Non è -. badate bene - che il regista  non riesca ad inquadrare nella giusta prospettiva le due protagoniste: loro sono rappresentate infatti con una adeguata corrispondenza di gesti e di parole e molto affetto, ma risultano spesso  come “scontornate”, nel senso che seppure il quadro – lo sfondo - esiste ed è anche adeguatamente definito, a volte si trovano ad agire in assoluto primo piano, disgiunte e quasi avulse dal contesto, a causa anche di una scrittura  molto debole  nel definire e delineare le psicologie dei caratteri di secondo piano, che  sono però tutt’altro che secondari.
La messa in scena è quindi quella di un’idea che non si percepisce come concretamente realizzata fino in fondo per colpa di una struttura operativa che forse avrebbe avuto bisogno di un pugno più energico e deciso, ed è così allora che alla fine sarà importante soprattutto ciò che alle due donne rimane del loro viaggio iniziatico, che è poi la sensazione (non la “consapevolezza”) di non essere più sole… il che è già qualcosa, ci mancherebbe! ma a mio modesto avviso ancora troppo poco… e così si ritorna di nuovo e ancora  proprio  a Thelma e Louise opera davvero seminale con la quale deve necessariamente fare i conti ogni pellicola che parte dalle stesse premesse, ed è forse proprio da questa considerazione che non può assolutamente essere elusa nonostante il tempo trascorso (il film di Scott è del 1991, è bene ricordarlo), che al termine della visione rimane la sensazione un po’ amara di una possibilità (anche aggiornativi)  mancata e di un appuntamento non onorato fino in fondo che magari avrà anche a che fare con la diversità dei tempi in cui viviamo e i cui i venti di crisi probabilmente non sono i più propizi nemmeno per un una fuga senza ritorno…. ma come ha giustamente osservato Barbara Corsi, Thelma e Louise non avrebbero mai pensato di tornare indietro.
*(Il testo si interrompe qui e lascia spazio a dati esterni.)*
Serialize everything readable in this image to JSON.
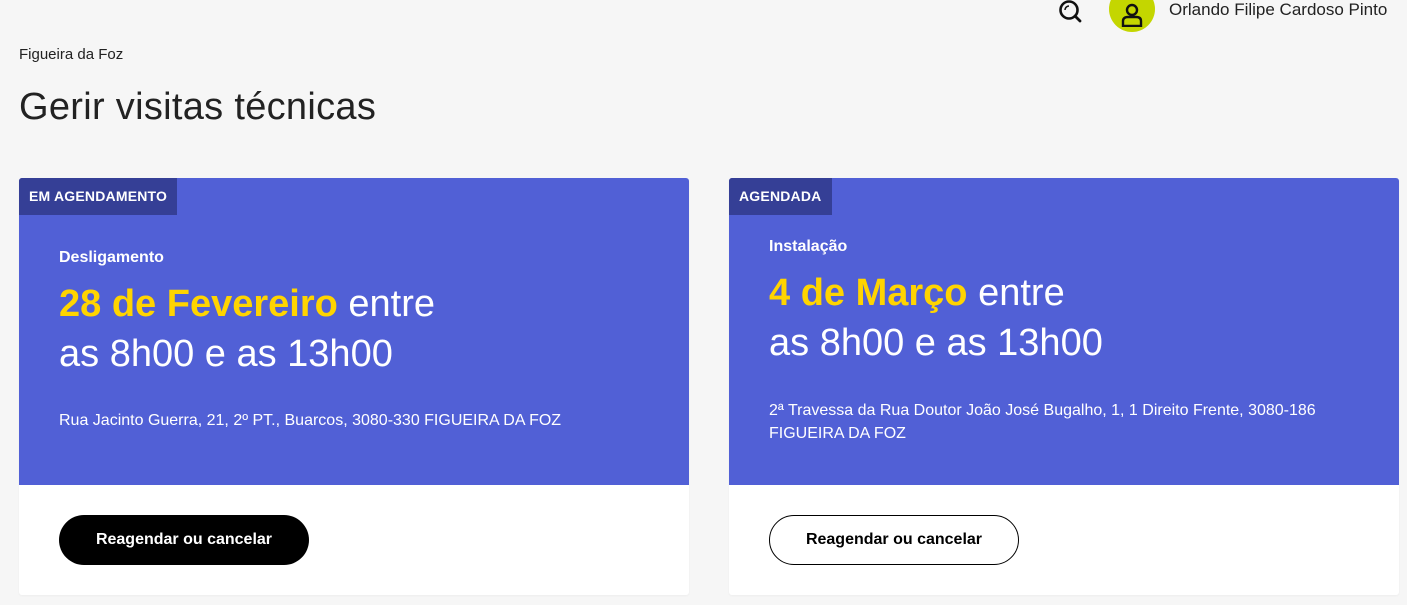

A nessun costo. Ed è questo “assolutismo” che manca alla pellicola di Bouchared, il “respiro” catartico di una definitiva e cosciente “liberazione” che corrisponda a una irreversibile “presa di coscienza” dalla quale non si può più prescindere.
All’attivo della pellicola, oltre alla bella prova delle due protagoniste, c’è comunque anche la qualità di un regista capace di filmare gli ambienti con una realismo che porta in primo piano le emozioni, e le esalta  quanto basta per creare empatia grazie a un appropriato e accoro uso della cinepresa fatto di panoramiche, campi medi  e dettagliati primi piani che dolcemente accarezzano i corpi spesso “danzanti” e quasi fluttuanti, di  Marilyn e Mona,  il tutto reso ancor più coinvolgente dalla pastosa fotografia di Christophe Beaucarne.